Could she try renting in a cheaper area?

gimmeanaxe Tue 05-Mar-13 18:28:39

moving isnt cheap. Moving fees. Despoit plus month and a half rent in advance.

spongebobandpatrick Tue 05-Mar-13 18:28:46

She is on the exchange list, but she swapped her 3 bedroomed house with a garden for a 2 bedroomed 2nd floor flat 4 years ago, and hasn't had much interest really.

raisah Tue 05-Mar-13 18:29:14

not sure where your friend lives but has her son signed up with temping agencies. my friend signed up with brook st temping agency (Nationwide & online) & they found her a job within a week. She has now been made permanent so its worth them both sending their c.v's to see what happens.

spongebobandpatrick Tue 05-Mar-13 18:29:41

Thanks for all of this advice anyway. I am passing it all on.

Latara Tue 05-Mar-13 18:31:39

I don't think you are allowed to have a lodger if you are on HB sadly.

Latara Tue 05-Mar-13 18:33:35

Because she's on benefits - are there any free / reduced price courses or qualifications she can do to help her get a better job & earn more?

It's not easy at her age though to make a change like that.

Latara Tue 05-Mar-13 18:35:00

Although i have colleagues who qualified as nurses from being HCA's in their early 50's, so a career change is possible at that age.

mom2three Tue 05-Mar-13 18:47:05

She should contact her local Housing/council tax benefit office and apply for a second adult rebate if her son is on jsa. This should reduce the Council tax by the equivalent of the single persons discount on the basis that he is not in a position to contribute and she has lost her discount.

catlady1 Tue 05-Mar-13 18:50:21

I don't really understand why she gets housing benefit if she's working full time, is it because of her son living with her? Before I went on maternity leave I worked 23 hours and earned about £160 a week and was entitled to nothing at all. Or is it to do with how much your rent is?

Anyway, unfortunately this is reality for a lot of people, and it's only going to get worse when the benefits changes take effect. They expect you to work any and all hours but they don't understand that sometimes the costs associated with going to work can make it barely worth it and leave honest, tax-paying people in dire situations. Has your friend thought about a career change or moving closer to her current job? Those are probably her only options I'm afraid.
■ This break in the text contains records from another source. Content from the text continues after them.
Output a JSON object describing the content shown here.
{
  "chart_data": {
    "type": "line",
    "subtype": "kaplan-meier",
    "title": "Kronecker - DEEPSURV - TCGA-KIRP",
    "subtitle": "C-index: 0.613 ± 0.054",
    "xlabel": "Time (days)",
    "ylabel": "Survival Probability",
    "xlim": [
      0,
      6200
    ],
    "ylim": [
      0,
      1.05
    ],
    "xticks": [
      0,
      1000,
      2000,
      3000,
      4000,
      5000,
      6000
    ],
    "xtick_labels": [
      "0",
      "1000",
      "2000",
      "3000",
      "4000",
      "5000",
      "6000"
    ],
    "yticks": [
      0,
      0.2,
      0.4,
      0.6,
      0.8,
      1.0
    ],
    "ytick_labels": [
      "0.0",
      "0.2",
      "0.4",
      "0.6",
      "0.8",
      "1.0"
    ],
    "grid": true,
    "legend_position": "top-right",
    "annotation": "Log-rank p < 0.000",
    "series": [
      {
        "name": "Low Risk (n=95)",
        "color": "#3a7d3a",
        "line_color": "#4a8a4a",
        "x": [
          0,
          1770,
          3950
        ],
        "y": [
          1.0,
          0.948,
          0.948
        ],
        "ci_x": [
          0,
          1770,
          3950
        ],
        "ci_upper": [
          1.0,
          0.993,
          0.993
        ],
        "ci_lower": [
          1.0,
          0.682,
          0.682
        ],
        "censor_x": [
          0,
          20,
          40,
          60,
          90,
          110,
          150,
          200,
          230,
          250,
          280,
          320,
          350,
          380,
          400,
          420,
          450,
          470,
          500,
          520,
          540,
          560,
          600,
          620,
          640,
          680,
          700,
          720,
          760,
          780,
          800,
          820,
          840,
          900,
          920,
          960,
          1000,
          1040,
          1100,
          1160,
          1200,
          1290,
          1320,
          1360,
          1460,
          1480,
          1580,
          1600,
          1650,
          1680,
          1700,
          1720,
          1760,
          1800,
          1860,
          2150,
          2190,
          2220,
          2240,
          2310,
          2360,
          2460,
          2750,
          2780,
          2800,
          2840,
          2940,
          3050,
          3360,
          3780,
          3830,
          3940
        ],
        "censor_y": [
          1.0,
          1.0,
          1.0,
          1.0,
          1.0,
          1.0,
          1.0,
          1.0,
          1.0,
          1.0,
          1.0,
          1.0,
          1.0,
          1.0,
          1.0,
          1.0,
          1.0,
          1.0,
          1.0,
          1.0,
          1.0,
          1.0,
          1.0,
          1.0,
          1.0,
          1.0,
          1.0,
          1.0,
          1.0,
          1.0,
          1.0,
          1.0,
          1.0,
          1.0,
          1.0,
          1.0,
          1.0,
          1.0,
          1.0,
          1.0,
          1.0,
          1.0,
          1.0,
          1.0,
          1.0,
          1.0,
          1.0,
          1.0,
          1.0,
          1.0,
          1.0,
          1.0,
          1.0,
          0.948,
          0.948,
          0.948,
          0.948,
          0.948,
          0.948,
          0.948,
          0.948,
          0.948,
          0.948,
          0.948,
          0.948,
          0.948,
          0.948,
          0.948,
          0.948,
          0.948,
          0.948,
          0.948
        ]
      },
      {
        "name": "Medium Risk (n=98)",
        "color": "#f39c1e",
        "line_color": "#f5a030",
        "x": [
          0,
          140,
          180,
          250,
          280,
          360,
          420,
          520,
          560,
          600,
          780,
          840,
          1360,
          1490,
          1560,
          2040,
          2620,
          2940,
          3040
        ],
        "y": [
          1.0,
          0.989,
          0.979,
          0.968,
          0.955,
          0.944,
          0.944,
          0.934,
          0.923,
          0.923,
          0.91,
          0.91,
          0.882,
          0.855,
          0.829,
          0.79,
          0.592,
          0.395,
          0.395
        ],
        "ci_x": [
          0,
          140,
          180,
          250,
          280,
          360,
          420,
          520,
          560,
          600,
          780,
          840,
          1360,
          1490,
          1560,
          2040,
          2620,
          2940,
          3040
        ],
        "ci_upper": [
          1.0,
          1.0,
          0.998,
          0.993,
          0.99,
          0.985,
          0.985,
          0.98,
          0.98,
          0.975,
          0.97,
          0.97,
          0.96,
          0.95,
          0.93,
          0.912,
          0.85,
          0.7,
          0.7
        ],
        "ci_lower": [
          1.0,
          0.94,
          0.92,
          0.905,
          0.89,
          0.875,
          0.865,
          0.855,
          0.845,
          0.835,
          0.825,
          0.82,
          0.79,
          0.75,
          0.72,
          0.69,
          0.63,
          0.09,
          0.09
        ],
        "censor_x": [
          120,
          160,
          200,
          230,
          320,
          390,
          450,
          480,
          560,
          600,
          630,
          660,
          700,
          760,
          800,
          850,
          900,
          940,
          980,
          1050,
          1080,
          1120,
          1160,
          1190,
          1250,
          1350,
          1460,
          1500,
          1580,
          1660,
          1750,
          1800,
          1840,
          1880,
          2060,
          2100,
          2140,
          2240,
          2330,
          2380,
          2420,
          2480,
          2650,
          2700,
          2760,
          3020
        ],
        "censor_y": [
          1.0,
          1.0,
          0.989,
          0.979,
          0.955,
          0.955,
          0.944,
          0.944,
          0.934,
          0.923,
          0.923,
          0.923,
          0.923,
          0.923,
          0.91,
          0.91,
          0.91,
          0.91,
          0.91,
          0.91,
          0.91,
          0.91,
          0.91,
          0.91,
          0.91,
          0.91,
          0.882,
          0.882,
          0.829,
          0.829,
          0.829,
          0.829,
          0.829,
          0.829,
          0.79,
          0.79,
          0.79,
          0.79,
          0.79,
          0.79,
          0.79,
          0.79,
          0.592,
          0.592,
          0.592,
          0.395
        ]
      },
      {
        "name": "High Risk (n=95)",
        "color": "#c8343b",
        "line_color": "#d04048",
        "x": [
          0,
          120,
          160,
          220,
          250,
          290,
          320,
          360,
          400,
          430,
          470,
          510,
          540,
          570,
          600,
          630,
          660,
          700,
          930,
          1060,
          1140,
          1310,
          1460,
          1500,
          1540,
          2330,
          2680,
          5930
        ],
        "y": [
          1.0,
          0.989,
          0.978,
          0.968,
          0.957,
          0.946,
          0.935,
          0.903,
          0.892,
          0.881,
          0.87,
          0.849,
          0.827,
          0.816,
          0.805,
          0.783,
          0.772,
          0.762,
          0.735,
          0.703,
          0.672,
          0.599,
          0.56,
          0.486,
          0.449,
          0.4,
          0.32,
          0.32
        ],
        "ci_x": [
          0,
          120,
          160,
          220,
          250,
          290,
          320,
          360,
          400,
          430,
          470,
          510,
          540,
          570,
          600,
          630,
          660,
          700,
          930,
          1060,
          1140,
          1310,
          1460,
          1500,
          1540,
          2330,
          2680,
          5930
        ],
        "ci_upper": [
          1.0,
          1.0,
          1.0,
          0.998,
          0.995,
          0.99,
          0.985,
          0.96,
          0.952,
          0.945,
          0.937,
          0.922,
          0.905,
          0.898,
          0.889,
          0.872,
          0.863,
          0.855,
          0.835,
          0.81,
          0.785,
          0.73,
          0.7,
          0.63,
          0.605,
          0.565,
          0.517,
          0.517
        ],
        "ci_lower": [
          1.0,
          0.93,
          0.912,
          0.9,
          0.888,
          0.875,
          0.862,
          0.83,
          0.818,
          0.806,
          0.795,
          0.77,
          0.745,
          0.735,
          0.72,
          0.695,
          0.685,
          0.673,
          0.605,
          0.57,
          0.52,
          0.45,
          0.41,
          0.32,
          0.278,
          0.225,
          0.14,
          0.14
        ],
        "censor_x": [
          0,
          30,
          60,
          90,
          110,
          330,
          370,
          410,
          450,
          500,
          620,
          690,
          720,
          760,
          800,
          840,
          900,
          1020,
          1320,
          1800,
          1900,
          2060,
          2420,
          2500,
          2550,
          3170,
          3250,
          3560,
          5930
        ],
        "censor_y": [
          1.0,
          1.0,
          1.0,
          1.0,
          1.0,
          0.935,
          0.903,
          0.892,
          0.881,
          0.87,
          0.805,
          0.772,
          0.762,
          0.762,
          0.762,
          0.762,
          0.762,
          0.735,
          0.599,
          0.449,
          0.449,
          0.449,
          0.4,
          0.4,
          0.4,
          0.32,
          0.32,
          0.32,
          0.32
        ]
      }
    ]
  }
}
cakebar Tue 05-Mar-13 18:51:13

From your talk of exchanges I guess she is a HA tenant and in a 2 bed already so she can't really cut her housing costs. Her options are to work more hours or to reduce her commuting costs. Could she try and swop her flat for a flat close to her work? Or a flat on a public transport route to her work so that she doesn't have to run a car? TBH I think for her, her location is the 'luxury' she is spending all her money on.

Ionasky Tue 05-Mar-13 19:21:42

Agree with Latara - an extra qualification to boost her pay and would boost her mood too if she can see some possibility of getting out of penury. Perhaps she could talk to her employer about this - if she's been there 15 years, they might be able to suggest something that could help her progress at work?